Far Right Poses As Much Danger To The U.S. As Radical Islam

Timothy McVeigh; most notorious of far right terrorists @  CNN.com

Timothy McVeigh; most notorious of far right terrorists @ CNN.com

The West Point think tank known as the Combating Terrorism Center has issued a paper on the dangers posed by the far right in this country, specifically people who espouse “civil activism, individual freedoms and self-government,” and says that these people tend to be anti-federalist, white supremacist, and fundamentalist in their views.

According to the paper, liberalism, including that which is seen in other developed nations, looks forward to the future, while conservative movements, especially those here, look backward and cling to an idealized version of history. They also hold a belief that the government is inherently tyrannical and given to intruding on civil and constitutional rights as much as they can. According to the paper, these people initiated 350 attacks in 2011.

One of the core issues with the extreme right is that while they espouse individual freedom and like to try and spread fear regarding the government’s activities, they also seem to believe in a type of authoritarianism—one of the very things they profess to loathe in government—that includes a strong resistance to authority from what they view as “outgroups,” namely blacks and women, unions, and more.

They also seem to view the Constitution as a static document, unchanging despite the way society has changed over the last 230 years, and want laws made and judges to rule based on the original intent of the document. Here’s the issue with that: When it comes to the 2nd Amendment (for example), the original intent of the amendment was to preserve slavery. The words, “A well regulated Militia, being necessary to the security of a free State…” refer to the freedom of white men in the southern states to own slaves, and to police those slaves with their militias as they saw fit. The original intent was not to ensure the people’s freedom from a tyrannical government, which is what every gun-rights activist espouses today.

Given that slavery hasn’t existed here for more than 150 years, the original intent of the 2nd Amendment is not applicable to today’s society. The extreme right, however, would argue that we are becoming slaves of the government, if we aren’t already, with anecdotes and paranoia fueling their claims.

According to an article published on CNN in August 2012, eight attacks perpetrated by extreme right-wingers have been carried out in the U.S. since 9/11 (though the study by the West Point think tank does say 350 just in 2011), compared with four carried out by Islamic jihadists. It makes mention, however, of more than 50 attacks by white supremacists that resulted in 7 deaths, though it was concluded that these were racially motivated and not political acts.

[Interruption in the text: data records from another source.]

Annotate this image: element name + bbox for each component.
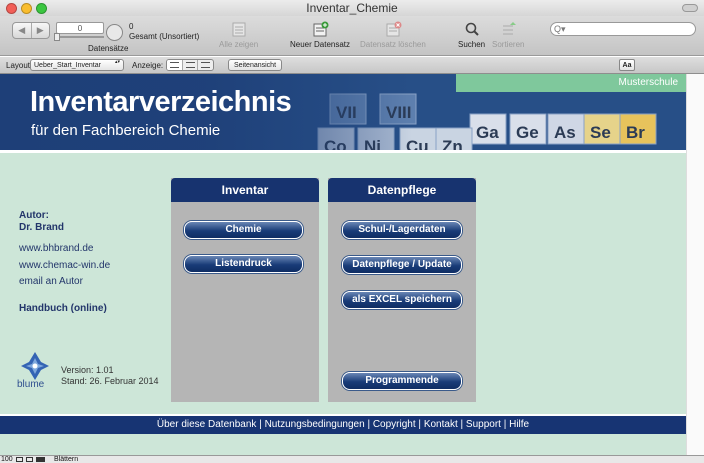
datenpflege-panel-title: Datenpflege <box>328 178 476 202</box>
school-name: Musterschule <box>618 77 678 88</box>
header-banner: VIIVIIIGaGeAsSeBrCuZnNiCo Musterschule I… <box>0 74 686 150</box>
new-record-label: Neuer Datensatz <box>290 40 351 49</box>
record-slider-handle[interactable] <box>54 33 60 41</box>
record-total-status: Gesamt (Unsortiert) <box>129 32 200 41</box>
footer-separator: | <box>418 419 422 430</box>
school-strip: Musterschule <box>456 74 686 92</box>
record-number-field[interactable]: 0 <box>56 22 104 34</box>
datenpflege-panel <box>328 178 476 402</box>
new-record-button[interactable]: Neuer Datensatz <box>290 21 350 49</box>
inventar-panel-title: Inventar <box>171 178 319 202</box>
record-slider[interactable] <box>56 36 104 38</box>
vertical-scrollbar[interactable] <box>686 74 704 458</box>
magnifier-icon <box>465 22 479 36</box>
help-link[interactable]: Hilfe <box>509 419 529 430</box>
status-bar: 100 Blättern <box>0 455 704 463</box>
excel-export-button[interactable]: als EXCEL speichern <box>342 291 462 309</box>
view-label: Anzeige: <box>132 61 164 70</box>
show-all-button[interactable]: Alle zeigen <box>219 21 258 49</box>
footer-links: Über diese Datenbank | Nutzungsbedingung… <box>0 416 686 434</box>
view-mode-group <box>166 59 214 71</box>
page-subtitle: für den Fachbereich Chemie <box>31 122 221 139</box>
delete-record-label: Datensatz löschen <box>360 40 426 49</box>
search-button[interactable]: Suchen <box>458 21 485 49</box>
page-title: Inventarverzeichnis <box>30 86 292 118</box>
show-all-icon <box>232 22 246 37</box>
record-navigation: ◀ ▶ <box>12 22 50 39</box>
version-text: Version: 1.01 <box>61 365 114 375</box>
zoom-window-button[interactable] <box>36 3 47 14</box>
new-record-icon <box>313 21 329 37</box>
date-text: Stand: 26. Februar 2014 <box>61 376 159 386</box>
delete-record-button[interactable]: Datensatz löschen <box>360 21 426 49</box>
sort-icon <box>503 22 517 35</box>
zoom-out-icon[interactable] <box>16 457 23 462</box>
previous-record-button[interactable]: ◀ <box>13 23 31 38</box>
layout-label: Layout: <box>6 61 33 70</box>
table-view-icon <box>201 62 211 68</box>
logo-text: blume <box>17 379 45 390</box>
author-label: Autor: <box>19 210 49 221</box>
zoom-level[interactable]: 100 <box>1 456 13 463</box>
record-count: 0 <box>129 22 134 31</box>
author-name: Dr. Brand <box>19 222 65 233</box>
search-label: Suchen <box>458 40 486 49</box>
toolbar: ◀ ▶ 0 0 Gesamt (Unsortiert) Datensätze A… <box>0 16 704 56</box>
form-view-button[interactable] <box>167 60 182 70</box>
datenpflege-update-button[interactable]: Datenpflege / Update <box>342 256 462 274</box>
footer-separator: | <box>503 419 507 430</box>
text-format-button[interactable]: Aa <box>619 59 635 71</box>
terms-of-use-link[interactable]: Nutzungsbedingungen <box>265 419 365 430</box>
layout-select[interactable]: Ueber_Start_Inventar <box>30 59 124 71</box>
status-area-toggle-icon[interactable] <box>36 457 45 462</box>
manual-link[interactable]: Handbuch (online) <box>19 303 107 314</box>
show-all-label: Alle zeigen <box>219 40 259 49</box>
layout-bar: Layout: Ueber_Start_Inventar Anzeige: Se… <box>0 57 704 74</box>
form-view-icon <box>169 62 179 68</box>
listendruck-button[interactable]: Listendruck <box>184 255 303 273</box>
schul-lagerdaten-button[interactable]: Schul-/Lagerdaten <box>342 221 462 239</box>
programmende-button[interactable]: Programmende <box>342 372 462 390</box>
list-view-icon <box>185 62 195 68</box>
zoom-in-icon[interactable] <box>26 457 33 462</box>
records-label: Datensätze <box>88 44 129 53</box>
contact-link[interactable]: Kontakt <box>424 419 458 430</box>
footer-separator: | <box>259 419 262 430</box>
close-window-button[interactable] <box>6 3 17 14</box>
mode-label: Blättern <box>54 456 79 463</box>
list-view-button[interactable] <box>181 60 198 70</box>
title-bar: Inventar_Chemie <box>0 0 704 16</box>
banner-divider <box>0 150 686 153</box>
support-link[interactable]: Support <box>466 419 501 430</box>
quick-find-input[interactable]: Q▾ <box>550 22 696 36</box>
chemie-button[interactable]: Chemie <box>184 221 303 239</box>
minimize-window-button[interactable] <box>21 3 32 14</box>
inventar-panel <box>171 178 319 402</box>
footer-separator: | <box>460 419 464 430</box>
copyright-link[interactable]: Copyright <box>373 419 416 430</box>
about-database-link[interactable]: Über diese Datenbank <box>157 419 257 430</box>
website-link-chemac[interactable]: www.chemac-win.de <box>19 260 110 271</box>
website-link-bhbrand[interactable]: www.bhbrand.de <box>19 243 94 254</box>
layout-content: VIIVIIIGaGeAsSeBrCuZnNiCo Musterschule I… <box>0 74 686 458</box>
record-pie-icon <box>106 24 123 41</box>
footer-separator: | <box>367 419 371 430</box>
email-author-link[interactable]: email an Autor <box>19 276 83 287</box>
next-record-button[interactable]: ▶ <box>30 23 50 38</box>
preview-button[interactable]: Seitenansicht <box>228 59 282 71</box>
sort-button[interactable]: Sortieren <box>492 21 524 49</box>
delete-record-icon <box>386 21 402 37</box>
window-title: Inventar_Chemie <box>306 1 398 15</box>
table-view-button[interactable] <box>197 60 213 70</box>
sort-label: Sortieren <box>492 40 525 49</box>
toolbar-toggle-button[interactable] <box>682 4 698 12</box>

A staff member for an unnamed Republican congressman discounted the Combating Terrorism Center’s paper, saying that if the government is looking to cut spending, the think tank should be among the first to go, since they’re wasting time and money with this nonsense and not working on radical Islamist threats or threats from the far left, naming the Weather Underground, the Animal Liberation Front, and the Earth Liberation Front, as left-wing terrorist groups.

The issue with that, however, is that extreme left-wing groups tend not to try and kill, and/or only target individuals and not entire groups of people, according to a CNN article from Sept. 2012. This article says that the biggest threats for large-scale attacks not only come from radical Islam groups, but also come from radical American right-wing groups. It cites a report by the director of National Consortium for the Study of Terrorism and Responses to Terrorism (START) that says while homegrown terrorist groups from the left, such as the animal and environmental groups, only tend to target individuals and don’t generally intend to kill, whereas right-wing extremists do.